Was am Montag zu tun ist
Kliniker, die mit Elite-, Olympia-, Paralympics- oder Hochschulsport-Athleten arbeiten, sollten wissen, dass SMHAT2 existiert und als dreistufiges IOC-Update kommt, aber es ist für die Anwendung durch Sportmediziner und lizenzierte Fachkräfte für psychische Gesundheit konzipiert, nicht etwas, das Physiotherapeuten oder Athletiktrainer selbst auswerten oder interpretieren. Protokolle sollten nicht allein aufgrund dieser Arbeit von SMHAT-1 gewechselt werden, da keine vergleichenden Leistungsdaten gezeigt werden; der bestehende Überweisungsweg zum medizinischen/psychologischen Team sollte in der Zwischenzeit scharf gehalten werden.
In practice
Dies gilt für jeden Physiotherapeuten oder Athletiktrainer, der in ein Elite-, Olympia-, Paralympics- oder Hochschulsportprogramm eingebunden ist, in dem das medizinische Team SMHAT2 möglicherweise irgendwann einführt, aber im Tagesgeschäft ändert sich noch nichts, da keine diagnostischen Genauigkeitsdaten veröffentlicht sind und das Instrument von Ärzten/Fachkräften für psychische Gesundheit verwaltet wird, nicht etwas, das in der Klinik oder auf dem Trainingsboden selbst durchgeführt wird.

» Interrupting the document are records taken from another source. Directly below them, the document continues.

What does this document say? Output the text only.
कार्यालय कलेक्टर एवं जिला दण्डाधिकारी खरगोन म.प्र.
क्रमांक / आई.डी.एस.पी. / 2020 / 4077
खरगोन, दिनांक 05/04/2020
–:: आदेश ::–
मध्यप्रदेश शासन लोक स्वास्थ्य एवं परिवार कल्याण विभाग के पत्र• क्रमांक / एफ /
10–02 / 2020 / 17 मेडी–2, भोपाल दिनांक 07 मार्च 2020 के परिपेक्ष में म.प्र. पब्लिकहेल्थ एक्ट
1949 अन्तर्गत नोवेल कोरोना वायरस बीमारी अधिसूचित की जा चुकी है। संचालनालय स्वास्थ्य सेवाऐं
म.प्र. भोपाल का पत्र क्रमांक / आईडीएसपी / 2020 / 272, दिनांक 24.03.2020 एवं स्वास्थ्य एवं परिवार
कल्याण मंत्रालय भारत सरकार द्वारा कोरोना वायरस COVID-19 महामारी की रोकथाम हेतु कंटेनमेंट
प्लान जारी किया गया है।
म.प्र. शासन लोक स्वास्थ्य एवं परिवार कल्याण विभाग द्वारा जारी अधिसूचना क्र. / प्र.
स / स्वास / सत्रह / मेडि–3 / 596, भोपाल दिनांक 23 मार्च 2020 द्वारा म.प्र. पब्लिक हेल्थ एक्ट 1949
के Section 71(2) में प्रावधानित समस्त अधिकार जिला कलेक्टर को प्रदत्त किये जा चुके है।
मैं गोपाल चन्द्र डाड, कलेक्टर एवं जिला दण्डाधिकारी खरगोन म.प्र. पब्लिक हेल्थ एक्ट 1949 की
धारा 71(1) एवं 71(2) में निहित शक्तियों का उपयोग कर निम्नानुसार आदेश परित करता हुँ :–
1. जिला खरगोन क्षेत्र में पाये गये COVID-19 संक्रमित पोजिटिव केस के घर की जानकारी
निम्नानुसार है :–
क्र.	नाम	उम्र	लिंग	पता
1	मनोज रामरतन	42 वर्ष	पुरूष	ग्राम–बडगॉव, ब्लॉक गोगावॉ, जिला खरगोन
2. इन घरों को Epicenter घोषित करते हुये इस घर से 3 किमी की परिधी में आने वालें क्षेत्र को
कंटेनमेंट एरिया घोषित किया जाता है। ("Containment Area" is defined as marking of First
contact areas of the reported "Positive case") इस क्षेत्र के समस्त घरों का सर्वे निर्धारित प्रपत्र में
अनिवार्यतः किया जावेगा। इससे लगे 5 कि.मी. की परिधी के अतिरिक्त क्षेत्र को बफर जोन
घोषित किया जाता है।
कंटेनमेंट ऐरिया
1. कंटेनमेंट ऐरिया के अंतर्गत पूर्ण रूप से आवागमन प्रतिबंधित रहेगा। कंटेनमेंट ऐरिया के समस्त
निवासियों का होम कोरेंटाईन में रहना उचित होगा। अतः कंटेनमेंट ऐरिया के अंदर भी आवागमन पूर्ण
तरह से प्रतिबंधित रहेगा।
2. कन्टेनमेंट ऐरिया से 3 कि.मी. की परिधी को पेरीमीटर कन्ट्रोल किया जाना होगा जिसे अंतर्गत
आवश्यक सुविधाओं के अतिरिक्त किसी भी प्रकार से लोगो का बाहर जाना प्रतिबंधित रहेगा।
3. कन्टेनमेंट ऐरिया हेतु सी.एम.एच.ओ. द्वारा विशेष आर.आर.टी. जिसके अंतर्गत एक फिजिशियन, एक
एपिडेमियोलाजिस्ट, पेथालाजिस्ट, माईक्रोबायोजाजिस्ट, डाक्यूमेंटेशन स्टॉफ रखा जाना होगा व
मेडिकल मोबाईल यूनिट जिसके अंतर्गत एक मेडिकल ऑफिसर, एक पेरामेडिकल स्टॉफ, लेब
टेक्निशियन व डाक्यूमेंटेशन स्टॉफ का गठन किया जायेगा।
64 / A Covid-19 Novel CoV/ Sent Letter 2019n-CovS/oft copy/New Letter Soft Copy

In der Klinik sollten die beiden Einzel-Screening-Fragen als natürlicher Teil der subjektiven Anamnese (Schlaf, Stimmung, Appetit, Motivation) beibehalten und an den Mannschaftsarzt oder Psychologen überwiesen werden, statt zu versuchen, SMHAT2 selbst auszuwerten. Im Athletiktraining bleibt die Aufgabe gleich: Man ist normalerweise der Erste, der das frühe Verhaltenszeichen bemerkt, gesunkene Leistung, Rückzug, Reizbarkeit, lange bevor ein Screening-Instrument zum Einsatz kommt, also bemerken, dokumentieren und über die bestehende Überweisungsbeziehung zum medizinischen Personal weiterleiten. Wenn die eigene Organisation einen Wechsel zu SMHAT2 ankündigt, sollte gefragt werden, welche Validierungsdaten dem zugrunde liegen, da keine in dieser Arbeit enthalten sind, und ein neues Instrument sollte nicht die vertrauensbasierten Gespräche ersetzen, die Athleten tatsächlich zur Offenlegung bewegen.